Where Sprint 13 picks up

The deferred S12 primary becomes the S13 primary: audit-log search UI (#147). The infrastructure that wasn’t there is now there. Owner-only surface; RLS-scoped query against audit.tenant_events; search-by-actor + filter-by-action + paginated results. Also lays the paginated-list pattern groundwork for future “list X” surfaces (V1.5 strategy picker, document browser, etc.) — Domi hasn’t had a real paginated list yet, just full-table dumps.

Plus three smaller items that want to ride along:

WCAG browser-verification run (#150). Plan written; the actual axe DevTools + keyboard-only walkthrough + VoiceOver spot check happens at JF’s browser. ~30-60 min if no surprises. Findings graduate via the established P1/P2/P3 process.
Remaining withAudit wiring (#158). ~7 sites. chat-thread.appendMessage needs an actorUserId interface change first; the rest are mechanical wraps. 2-3 hours of careful work spread across a few PRs.
Knowledge-graph viz spec review (#152). Open questions about lib choice, render target, interaction patterns, V1 dogfood scale. Block on this issue before any graph-viz implementation sprint per S12 planning decision.

Sprint 8 carry-forwards still alive: Gemini + OpenRouter adapters cuttable per Dev Plan §10 (S18 decision), parent-child cost grouping pending chat-through-adapter routing, app_audit_writer dedicated role as V1.5 hardening, audit.events 7-year retention job as V1.5 maintenance.
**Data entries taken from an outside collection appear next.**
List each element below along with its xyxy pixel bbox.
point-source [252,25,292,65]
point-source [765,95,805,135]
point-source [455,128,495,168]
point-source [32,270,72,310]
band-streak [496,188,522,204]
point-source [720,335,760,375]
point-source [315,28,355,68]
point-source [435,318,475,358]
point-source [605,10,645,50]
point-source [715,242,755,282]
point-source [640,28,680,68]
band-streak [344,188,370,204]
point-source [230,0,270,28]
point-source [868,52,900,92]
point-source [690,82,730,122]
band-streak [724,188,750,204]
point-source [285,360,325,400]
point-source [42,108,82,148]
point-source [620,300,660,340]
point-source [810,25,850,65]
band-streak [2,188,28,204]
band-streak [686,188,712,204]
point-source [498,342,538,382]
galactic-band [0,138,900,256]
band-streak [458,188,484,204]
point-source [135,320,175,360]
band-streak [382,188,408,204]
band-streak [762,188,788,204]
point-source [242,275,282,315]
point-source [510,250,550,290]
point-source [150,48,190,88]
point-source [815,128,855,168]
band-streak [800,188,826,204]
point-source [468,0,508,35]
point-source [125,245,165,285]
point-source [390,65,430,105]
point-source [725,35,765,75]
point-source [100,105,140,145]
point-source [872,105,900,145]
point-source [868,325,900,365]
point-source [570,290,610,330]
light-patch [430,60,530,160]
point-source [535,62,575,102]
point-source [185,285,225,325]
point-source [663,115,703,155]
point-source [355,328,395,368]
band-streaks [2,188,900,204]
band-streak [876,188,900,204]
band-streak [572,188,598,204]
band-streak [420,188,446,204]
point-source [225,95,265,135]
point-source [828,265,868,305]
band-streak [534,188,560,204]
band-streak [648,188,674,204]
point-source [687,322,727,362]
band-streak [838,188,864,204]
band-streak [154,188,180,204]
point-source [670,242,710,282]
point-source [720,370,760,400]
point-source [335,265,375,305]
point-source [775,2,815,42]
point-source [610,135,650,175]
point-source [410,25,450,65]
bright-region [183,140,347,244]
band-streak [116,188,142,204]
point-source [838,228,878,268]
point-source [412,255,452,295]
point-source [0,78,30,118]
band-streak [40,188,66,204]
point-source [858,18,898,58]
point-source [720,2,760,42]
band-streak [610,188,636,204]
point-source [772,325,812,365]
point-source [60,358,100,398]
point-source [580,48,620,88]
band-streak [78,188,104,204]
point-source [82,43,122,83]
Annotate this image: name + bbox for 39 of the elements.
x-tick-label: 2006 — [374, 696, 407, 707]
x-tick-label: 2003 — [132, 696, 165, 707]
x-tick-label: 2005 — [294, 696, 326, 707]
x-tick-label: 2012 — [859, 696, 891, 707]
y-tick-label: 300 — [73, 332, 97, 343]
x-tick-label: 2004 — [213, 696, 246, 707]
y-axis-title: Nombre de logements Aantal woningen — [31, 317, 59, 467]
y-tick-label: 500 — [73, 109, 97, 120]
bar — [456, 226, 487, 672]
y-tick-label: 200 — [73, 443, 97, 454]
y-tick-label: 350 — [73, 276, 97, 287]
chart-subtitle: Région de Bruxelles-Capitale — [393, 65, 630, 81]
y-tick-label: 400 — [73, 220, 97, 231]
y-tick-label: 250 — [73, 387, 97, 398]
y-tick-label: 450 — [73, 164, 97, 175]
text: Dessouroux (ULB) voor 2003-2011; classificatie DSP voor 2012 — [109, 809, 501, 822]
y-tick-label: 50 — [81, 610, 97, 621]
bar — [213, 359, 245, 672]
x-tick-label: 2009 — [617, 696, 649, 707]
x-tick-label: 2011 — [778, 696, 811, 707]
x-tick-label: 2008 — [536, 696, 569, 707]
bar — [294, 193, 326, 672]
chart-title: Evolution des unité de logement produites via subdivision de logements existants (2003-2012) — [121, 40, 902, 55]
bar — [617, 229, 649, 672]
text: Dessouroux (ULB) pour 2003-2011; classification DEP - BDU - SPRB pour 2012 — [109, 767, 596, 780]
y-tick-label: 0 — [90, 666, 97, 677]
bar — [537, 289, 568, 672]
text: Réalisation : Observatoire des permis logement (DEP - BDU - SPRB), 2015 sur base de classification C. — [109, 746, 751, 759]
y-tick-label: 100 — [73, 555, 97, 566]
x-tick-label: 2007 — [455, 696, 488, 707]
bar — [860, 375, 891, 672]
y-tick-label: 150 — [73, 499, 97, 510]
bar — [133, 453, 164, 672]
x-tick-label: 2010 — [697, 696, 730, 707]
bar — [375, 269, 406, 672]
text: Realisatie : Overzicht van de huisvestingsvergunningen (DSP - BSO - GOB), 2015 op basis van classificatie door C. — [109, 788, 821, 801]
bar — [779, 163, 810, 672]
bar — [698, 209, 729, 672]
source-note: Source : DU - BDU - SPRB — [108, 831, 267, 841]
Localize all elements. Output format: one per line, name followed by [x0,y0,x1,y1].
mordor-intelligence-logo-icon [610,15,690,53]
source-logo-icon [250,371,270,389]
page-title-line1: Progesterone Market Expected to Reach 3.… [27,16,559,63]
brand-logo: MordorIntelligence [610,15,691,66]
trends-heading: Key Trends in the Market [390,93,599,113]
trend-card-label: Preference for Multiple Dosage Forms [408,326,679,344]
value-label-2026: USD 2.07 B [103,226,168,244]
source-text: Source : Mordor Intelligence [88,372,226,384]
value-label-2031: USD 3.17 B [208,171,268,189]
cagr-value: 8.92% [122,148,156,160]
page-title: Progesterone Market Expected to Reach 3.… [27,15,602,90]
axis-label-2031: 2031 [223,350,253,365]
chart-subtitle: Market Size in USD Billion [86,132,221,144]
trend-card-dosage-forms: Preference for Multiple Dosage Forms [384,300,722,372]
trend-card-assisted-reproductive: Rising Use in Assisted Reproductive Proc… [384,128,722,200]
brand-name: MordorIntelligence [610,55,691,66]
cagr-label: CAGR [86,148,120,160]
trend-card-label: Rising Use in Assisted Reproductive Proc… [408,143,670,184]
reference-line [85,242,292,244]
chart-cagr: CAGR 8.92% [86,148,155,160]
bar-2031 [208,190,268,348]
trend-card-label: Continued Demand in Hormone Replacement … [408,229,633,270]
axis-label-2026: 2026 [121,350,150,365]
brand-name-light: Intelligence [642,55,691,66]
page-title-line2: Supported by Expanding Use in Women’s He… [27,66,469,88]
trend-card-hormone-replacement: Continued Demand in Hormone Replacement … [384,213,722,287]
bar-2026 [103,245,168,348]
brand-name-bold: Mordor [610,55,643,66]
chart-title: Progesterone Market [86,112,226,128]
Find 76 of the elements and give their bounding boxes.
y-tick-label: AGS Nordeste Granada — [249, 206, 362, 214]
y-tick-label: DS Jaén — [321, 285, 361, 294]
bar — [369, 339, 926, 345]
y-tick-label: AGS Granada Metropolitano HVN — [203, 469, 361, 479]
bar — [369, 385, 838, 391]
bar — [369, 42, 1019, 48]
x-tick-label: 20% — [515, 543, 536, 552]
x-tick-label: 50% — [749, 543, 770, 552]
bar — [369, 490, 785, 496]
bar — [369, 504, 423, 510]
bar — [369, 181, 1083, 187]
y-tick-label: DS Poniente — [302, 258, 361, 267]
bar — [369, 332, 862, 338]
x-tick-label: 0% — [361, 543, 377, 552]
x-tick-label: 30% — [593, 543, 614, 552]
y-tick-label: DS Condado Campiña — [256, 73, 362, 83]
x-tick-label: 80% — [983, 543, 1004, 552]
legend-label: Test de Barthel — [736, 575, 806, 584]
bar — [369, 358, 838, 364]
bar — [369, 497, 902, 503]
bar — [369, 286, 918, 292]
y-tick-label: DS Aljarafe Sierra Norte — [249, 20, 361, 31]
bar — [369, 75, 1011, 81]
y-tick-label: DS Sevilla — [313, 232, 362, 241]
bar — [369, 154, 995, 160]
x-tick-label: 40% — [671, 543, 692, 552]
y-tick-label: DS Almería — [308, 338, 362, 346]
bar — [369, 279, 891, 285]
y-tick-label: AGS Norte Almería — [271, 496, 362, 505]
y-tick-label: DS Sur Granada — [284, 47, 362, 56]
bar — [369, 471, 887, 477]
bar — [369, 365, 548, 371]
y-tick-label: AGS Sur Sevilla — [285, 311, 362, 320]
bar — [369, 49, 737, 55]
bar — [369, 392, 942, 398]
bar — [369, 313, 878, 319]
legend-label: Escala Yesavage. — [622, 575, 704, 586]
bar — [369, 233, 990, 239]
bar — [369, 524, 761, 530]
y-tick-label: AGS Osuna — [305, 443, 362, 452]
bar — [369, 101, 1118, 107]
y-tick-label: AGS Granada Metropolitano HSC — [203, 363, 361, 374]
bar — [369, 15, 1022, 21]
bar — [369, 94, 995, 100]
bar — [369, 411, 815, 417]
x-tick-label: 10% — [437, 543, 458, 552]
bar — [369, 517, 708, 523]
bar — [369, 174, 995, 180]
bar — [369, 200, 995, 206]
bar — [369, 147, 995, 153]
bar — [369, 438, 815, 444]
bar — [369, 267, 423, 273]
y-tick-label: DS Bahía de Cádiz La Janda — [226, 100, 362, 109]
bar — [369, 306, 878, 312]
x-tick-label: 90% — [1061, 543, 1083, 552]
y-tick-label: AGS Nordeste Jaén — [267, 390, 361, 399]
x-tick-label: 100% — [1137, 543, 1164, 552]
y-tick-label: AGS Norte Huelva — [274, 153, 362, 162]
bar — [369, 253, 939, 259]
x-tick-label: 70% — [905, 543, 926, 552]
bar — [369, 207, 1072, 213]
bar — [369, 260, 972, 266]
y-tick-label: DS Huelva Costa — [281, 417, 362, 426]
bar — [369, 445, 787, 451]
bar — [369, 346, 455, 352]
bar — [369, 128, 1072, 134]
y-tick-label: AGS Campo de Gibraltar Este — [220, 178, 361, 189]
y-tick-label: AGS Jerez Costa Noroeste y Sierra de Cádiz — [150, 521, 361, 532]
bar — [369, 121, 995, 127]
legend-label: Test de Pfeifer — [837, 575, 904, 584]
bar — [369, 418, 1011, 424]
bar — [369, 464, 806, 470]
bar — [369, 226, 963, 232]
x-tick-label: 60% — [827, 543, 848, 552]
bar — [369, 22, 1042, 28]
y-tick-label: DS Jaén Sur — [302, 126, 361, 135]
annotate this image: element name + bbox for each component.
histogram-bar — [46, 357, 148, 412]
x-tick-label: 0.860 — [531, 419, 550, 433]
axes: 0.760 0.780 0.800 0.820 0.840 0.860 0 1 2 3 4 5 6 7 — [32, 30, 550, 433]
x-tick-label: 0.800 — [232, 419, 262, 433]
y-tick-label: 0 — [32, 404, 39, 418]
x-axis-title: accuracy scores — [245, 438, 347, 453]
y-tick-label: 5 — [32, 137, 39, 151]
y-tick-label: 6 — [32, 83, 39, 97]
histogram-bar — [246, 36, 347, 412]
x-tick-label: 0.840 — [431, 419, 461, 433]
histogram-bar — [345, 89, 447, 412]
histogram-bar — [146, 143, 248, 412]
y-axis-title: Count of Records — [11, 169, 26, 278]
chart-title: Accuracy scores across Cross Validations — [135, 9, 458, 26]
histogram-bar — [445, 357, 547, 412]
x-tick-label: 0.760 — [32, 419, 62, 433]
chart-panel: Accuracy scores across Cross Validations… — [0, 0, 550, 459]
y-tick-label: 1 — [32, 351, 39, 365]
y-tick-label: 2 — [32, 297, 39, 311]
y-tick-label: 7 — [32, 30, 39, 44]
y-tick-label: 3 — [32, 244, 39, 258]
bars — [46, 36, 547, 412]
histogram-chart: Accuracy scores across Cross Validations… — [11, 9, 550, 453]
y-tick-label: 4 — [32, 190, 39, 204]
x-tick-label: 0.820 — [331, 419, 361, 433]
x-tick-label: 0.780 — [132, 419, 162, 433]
The throughline I’m taking from Sprint 12 is the one Sprint 11 set up but didn’t quite close: written rules need operational scaffolding. CLAUDE.md is full of conventions. Some are operationally enforced (the eslint rule banning @anthropic-ai/sdk outside the abstraction; RLS at the database layer). Some are written but unenforced (the audit rule, until this sprint). The unenforced ones drift silently — eleven sprints of audit promises that no PR was rejected for not writing audit rows. The rule is real when the code stops working without it, not when the doc says it should. That’s now what withAudit does. The list of remaining unenforced conventions is shorter than it was, but it’s not zero — and the next sprint that touches infrastructure should ask: is this a rule the code enforces, or a rule I expect myself to remember?